Opinion
434 CA 22-01752
08-11-2023
FERRARA FIORENZA P.C., EAST SYRACUSE (CHARLES C. SPAGNOLI OF COUNSEL), FOR DEFENDANTS-APPELLANTS. WEITZ & LUXENBERG, P.C., NEW YORK CITY (JASON P. WEINSTEIN OF COUNSEL), FOR PLAINTIFF-RESPONDENT.
FERRARA FIORENZA P.C., EAST SYRACUSE (CHARLES C. SPAGNOLI OF COUNSEL), FOR DEFENDANTS-APPELLANTS.
WEITZ & LUXENBERG, P.C., NEW YORK CITY (JASON P. WEINSTEIN OF COUNSEL), FOR PLAINTIFF-RESPONDENT.
PRESENT: WHALEN, P.J., LINDLEY, CURRAN, BANNISTER, AND GREENWOOD, JJ.
MEMORANDUM AND ORDER It is hereby ORDERED that the order so appealed from is unanimously affirmed without costs.

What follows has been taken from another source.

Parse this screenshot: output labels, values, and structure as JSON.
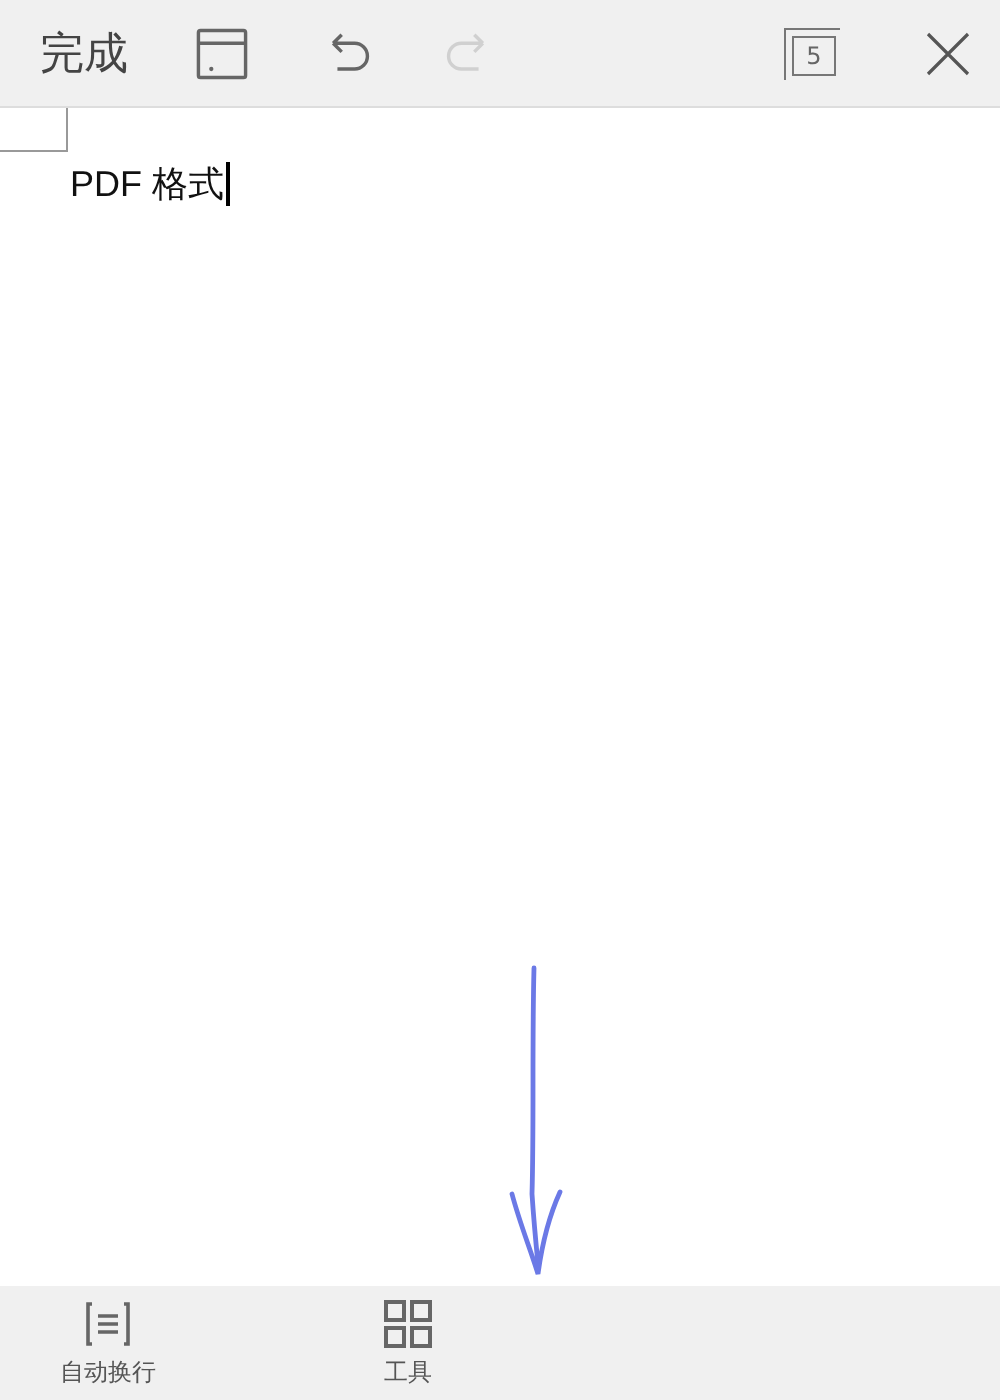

Memorandum: Plaintiff commenced this personal injury action pursuant to the Child Victims Act (see CPLR 214-g ) alleging that he was sexually abused from 1982 to 1984 by a teacher while he attended programs at a school located within defendant Port Byron Central School District. Plaintiff moved for leave to file and serve an amended complaint to, inter alia, amend the caption and add additional defendants. Port Byron Central School District and Port Byron Central School District Board of Education (collectively, defendants) cross-moved for summary judgment dismissing the complaint or proposed amended complaint. Supreme Court granted plaintiff's motion in part and denied defendants’ cross-motion. Defendants now appeal, as limited by their notice of appeal, from that part of the court's order granting in part plaintiff's motion for leave to file and serve an amended complaint. Defendants contend that the court erred in failing to dismiss plaintiff's eighth cause of action, which alleges that defendants failed to report allegations of sexual abuse under, inter alia, Social Services Law § 413. Notably, the eighth cause of action was contained in the original complaint and retained against defendants in the proposed amended complaint. CPLR 5515 (1) requires that a notice of appeal designate, inter alia, the judgment or order, or specific part of the judgment or order, from which the appeal is taken, and that requirement is jurisdictional (see City of Mount Vernon v. Mount Vernon Hous. Auth. , 235 A.D.2d 516, 517, 652 N.Y.S.2d 771 [2d Dept. 1997] ; see generally Bomer v. Dean , 195 A.D.3d 1518, 1521, 151 N.Y.S.3d 287 [4th Dept. 2021] ). Here, defendants limited their appeal to that part of the order granting in part plaintiff's motion to file and serve an amended complaint. Thus, defendants’ contention that the eighth cause of action should have been dismissed on the merits is not properly before this Court (see generally Vandergrand Props. Co., L.P. v. Warnock , 206 A.D.3d 597, 598, 172 N.Y.S.3d 14 [1st Dept. 2022] ; Weichert v. Delia , 1 A.D.3d 1058, 1058-1059, 767 N.Y.S.2d 723 [4th Dept. 2003], lv denied 1 N.Y.3d 509, 777 N.Y.S.2d 18, 808 N.E.2d 1277 [2004] ).